The Alon exchanged meaningful glances.
“We thought it might be something like that – although I was curious to see how you do an animal sacrifice. No matter. Ghost Rock? Yes, that would be sufficient to give awareness to your toys. But dangerous, Minalan. You don’t realize how dangerous,” he warned.
“Aye,” sighed the old Karshak heavily. “That stuff is trouble. The legacy of times long past, when the sun was new and the mountains young. Some not even formed yet. Aye, we’ve come across such deposits before, and the wise avoid them.”
“Well, humans do have some facility with enneagrammatic magic, owing to their odd collective subconsciousness,” Onranion pointed out. “Their awareness doesn’t bleed away so easily in the context of such endeavors.
“But that only mitigates the danger,” Azhguri said, shaking his head. “The issue isn’t their capacity for madness – which is vast – but their foolishness in unleashing powers they don’t understand on the world!”
“Oh, posh!” Onranion dismissed with a wave of his long fingers. “We do that sort of thing all the time, all of us. Who was responsible for bringing dragons into this world
, after all?”
“Yes, thanks for that!” the Karshak said, bitterly. The Stone Folk and the Iron Folk had always been special targets of the beasts, in the Alka Alon legends. “What the hell did my people ever do?”
“Unleash the Beldurrazeko on the world?” he asked, an eyebrow raised accusingly.
“Oh . . . that,” Azhguri said, suddenly looking away, guilty and ashamed. “It seemed like a good idea at the time.”
“As did the dragons,” agreed the Alkan spellsinger. “Both our races have learned a valuable lesson in humility, after indulging in tragic explorations that led to horrific catastrophe. Its high time humanity had its turn.”
“What exactly are you proposing?” I asked, still confused. I had no idea what a Beldurrazeko even was.
“What he’s suggesting is that you find within your Ghost Rock some ancient horror who hasn’t seen the light of day for millions of years, pull its enneagram out, and slap it into the Snowflake,” explained Azhguri. “Which is the most foolhardy and suicidal idea these ears have ever heard.”
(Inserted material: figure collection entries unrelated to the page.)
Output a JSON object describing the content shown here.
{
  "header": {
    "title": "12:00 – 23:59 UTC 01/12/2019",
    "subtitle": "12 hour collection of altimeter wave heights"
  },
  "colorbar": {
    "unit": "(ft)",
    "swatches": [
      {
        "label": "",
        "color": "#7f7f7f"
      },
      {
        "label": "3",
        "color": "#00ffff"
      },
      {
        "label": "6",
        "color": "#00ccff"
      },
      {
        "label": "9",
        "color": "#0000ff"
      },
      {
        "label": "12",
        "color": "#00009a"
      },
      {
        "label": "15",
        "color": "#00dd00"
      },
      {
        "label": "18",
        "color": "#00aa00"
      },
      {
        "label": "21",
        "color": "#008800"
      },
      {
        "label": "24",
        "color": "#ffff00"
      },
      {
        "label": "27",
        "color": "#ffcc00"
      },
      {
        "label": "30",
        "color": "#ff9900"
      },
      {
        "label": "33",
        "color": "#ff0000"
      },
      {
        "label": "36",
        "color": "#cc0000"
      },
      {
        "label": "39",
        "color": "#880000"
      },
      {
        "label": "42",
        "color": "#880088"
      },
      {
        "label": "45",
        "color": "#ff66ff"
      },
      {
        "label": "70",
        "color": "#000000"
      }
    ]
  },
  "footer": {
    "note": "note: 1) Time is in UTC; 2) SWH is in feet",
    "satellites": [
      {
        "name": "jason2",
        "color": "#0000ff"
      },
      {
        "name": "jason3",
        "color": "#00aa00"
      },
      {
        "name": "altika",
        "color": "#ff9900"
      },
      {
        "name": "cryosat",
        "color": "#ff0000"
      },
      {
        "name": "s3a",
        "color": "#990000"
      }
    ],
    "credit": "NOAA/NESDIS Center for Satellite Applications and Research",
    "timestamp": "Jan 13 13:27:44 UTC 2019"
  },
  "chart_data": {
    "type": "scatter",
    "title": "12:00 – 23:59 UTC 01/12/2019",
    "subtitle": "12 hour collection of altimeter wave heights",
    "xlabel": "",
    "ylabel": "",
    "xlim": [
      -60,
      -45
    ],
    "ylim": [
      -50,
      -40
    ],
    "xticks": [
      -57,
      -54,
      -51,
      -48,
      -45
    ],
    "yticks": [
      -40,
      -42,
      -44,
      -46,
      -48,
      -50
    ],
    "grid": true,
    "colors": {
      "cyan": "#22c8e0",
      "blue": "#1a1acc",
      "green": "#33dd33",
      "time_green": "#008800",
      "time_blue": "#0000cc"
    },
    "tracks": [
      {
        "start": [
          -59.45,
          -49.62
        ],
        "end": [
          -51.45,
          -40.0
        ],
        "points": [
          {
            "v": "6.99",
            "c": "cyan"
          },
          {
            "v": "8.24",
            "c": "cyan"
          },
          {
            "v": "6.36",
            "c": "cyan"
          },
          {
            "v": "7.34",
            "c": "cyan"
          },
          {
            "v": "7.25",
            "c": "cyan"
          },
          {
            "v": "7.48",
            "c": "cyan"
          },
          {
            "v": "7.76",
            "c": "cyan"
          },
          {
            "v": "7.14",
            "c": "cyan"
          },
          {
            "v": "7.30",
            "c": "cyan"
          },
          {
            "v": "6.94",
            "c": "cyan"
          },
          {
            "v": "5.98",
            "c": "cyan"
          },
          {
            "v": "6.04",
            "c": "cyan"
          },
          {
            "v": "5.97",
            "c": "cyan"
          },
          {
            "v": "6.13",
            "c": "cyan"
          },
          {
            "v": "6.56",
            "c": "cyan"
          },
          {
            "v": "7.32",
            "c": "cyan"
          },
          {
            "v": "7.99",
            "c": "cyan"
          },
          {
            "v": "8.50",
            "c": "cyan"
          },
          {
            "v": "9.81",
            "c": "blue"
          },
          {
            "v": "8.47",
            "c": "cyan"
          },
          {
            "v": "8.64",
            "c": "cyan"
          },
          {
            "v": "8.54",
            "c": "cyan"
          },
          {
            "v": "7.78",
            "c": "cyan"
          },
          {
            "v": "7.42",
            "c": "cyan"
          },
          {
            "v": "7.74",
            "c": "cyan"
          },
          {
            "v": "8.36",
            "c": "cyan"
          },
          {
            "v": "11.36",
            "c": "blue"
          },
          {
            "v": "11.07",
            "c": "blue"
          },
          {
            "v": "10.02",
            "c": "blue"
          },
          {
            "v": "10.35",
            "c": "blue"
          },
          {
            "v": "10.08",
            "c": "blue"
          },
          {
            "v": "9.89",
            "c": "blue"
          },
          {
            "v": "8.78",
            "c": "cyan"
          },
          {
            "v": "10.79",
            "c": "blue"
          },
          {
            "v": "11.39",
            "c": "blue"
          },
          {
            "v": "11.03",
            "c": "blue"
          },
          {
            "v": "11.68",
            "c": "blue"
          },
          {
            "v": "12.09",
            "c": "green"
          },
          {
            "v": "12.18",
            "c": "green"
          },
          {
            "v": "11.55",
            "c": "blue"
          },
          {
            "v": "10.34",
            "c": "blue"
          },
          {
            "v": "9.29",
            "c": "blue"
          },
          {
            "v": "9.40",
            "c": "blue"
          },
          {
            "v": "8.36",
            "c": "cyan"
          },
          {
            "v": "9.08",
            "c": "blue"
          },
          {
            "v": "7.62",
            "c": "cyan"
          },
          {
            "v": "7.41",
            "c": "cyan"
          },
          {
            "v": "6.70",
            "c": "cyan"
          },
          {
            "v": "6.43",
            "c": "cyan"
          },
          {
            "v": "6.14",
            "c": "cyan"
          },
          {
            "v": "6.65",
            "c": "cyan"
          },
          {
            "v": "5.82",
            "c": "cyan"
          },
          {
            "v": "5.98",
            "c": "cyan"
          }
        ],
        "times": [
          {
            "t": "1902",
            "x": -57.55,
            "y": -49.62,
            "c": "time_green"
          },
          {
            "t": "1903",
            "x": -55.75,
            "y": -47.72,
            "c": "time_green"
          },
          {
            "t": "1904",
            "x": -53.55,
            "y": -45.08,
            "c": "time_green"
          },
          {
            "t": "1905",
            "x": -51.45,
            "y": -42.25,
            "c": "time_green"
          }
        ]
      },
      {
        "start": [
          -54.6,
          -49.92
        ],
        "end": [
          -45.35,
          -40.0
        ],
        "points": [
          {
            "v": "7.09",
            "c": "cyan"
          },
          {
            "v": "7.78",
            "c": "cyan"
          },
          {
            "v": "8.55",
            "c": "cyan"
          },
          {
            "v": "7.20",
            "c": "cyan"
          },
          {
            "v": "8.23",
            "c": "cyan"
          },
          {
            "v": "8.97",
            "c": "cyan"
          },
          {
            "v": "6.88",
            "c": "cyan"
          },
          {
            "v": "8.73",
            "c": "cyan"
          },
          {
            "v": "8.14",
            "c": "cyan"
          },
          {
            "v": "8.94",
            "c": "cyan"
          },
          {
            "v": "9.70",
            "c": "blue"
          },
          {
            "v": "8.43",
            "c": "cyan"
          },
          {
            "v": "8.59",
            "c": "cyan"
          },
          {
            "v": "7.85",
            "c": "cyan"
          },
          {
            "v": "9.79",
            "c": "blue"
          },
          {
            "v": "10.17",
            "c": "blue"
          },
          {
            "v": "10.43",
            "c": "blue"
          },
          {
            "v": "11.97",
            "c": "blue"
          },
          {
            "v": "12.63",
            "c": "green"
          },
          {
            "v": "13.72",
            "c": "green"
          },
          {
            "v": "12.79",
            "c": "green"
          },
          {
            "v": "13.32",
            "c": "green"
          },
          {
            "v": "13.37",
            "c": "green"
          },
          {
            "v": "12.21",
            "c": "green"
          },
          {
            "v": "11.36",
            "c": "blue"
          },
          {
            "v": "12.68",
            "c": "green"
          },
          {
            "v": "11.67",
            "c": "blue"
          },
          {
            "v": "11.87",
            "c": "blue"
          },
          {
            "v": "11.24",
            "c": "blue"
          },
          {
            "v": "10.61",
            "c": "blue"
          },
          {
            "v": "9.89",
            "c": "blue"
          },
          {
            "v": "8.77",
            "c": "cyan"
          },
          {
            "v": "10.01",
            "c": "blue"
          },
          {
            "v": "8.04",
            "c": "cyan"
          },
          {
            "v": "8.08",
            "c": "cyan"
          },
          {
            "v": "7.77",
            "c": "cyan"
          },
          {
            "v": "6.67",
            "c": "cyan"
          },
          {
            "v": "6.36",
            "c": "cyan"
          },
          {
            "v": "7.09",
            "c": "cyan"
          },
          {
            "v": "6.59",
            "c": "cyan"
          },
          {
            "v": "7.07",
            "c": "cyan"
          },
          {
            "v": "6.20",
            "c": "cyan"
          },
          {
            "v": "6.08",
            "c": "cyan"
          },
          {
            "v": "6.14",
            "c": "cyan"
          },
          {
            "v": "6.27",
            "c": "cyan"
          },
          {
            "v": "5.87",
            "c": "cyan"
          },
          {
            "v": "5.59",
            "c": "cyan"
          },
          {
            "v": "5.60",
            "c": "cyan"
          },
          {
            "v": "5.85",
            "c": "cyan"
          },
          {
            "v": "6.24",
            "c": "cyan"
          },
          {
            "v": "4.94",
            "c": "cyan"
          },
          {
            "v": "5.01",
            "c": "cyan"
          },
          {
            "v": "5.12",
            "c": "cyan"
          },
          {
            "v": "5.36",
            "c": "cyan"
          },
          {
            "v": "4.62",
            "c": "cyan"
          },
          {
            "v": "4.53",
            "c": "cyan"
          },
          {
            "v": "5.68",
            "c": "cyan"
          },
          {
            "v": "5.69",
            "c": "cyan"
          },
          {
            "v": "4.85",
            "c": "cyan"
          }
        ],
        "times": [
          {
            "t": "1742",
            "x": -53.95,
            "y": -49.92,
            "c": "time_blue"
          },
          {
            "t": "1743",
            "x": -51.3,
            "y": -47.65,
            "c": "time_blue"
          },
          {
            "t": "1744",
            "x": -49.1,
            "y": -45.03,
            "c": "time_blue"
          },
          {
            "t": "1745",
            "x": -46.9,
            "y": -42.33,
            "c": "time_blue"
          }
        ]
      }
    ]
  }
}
“Yet it would nicely solve the thaumaturgical problem, if you could integrate the enneagram into the matrix and manage to keep it there. That would take power, too . . . but once the centerpoint was captured, there would be no real issue, because the power is pouring through the centerpoint, which is, in fact, still at the center of the Snowflake.”
“You think that would be enough to keep the enneagram stable?” I asked, realizing that what he suggested was, indeed, thaumaturgically sound.
“It would if you used that other pretty rock on it,” agreed Azhguri. “The stability stone, or whatever you called it.”
“The Amara Stone. You are the ones who named it, remember? So a part of the enneagram would be in the irionite, with the gem, and part would be in the Snowflake.”
“Theoretically speaking, it would be present in both places simultaneously. Depending on the complexity of the enneagram, that could be sufficient to act as an interface.”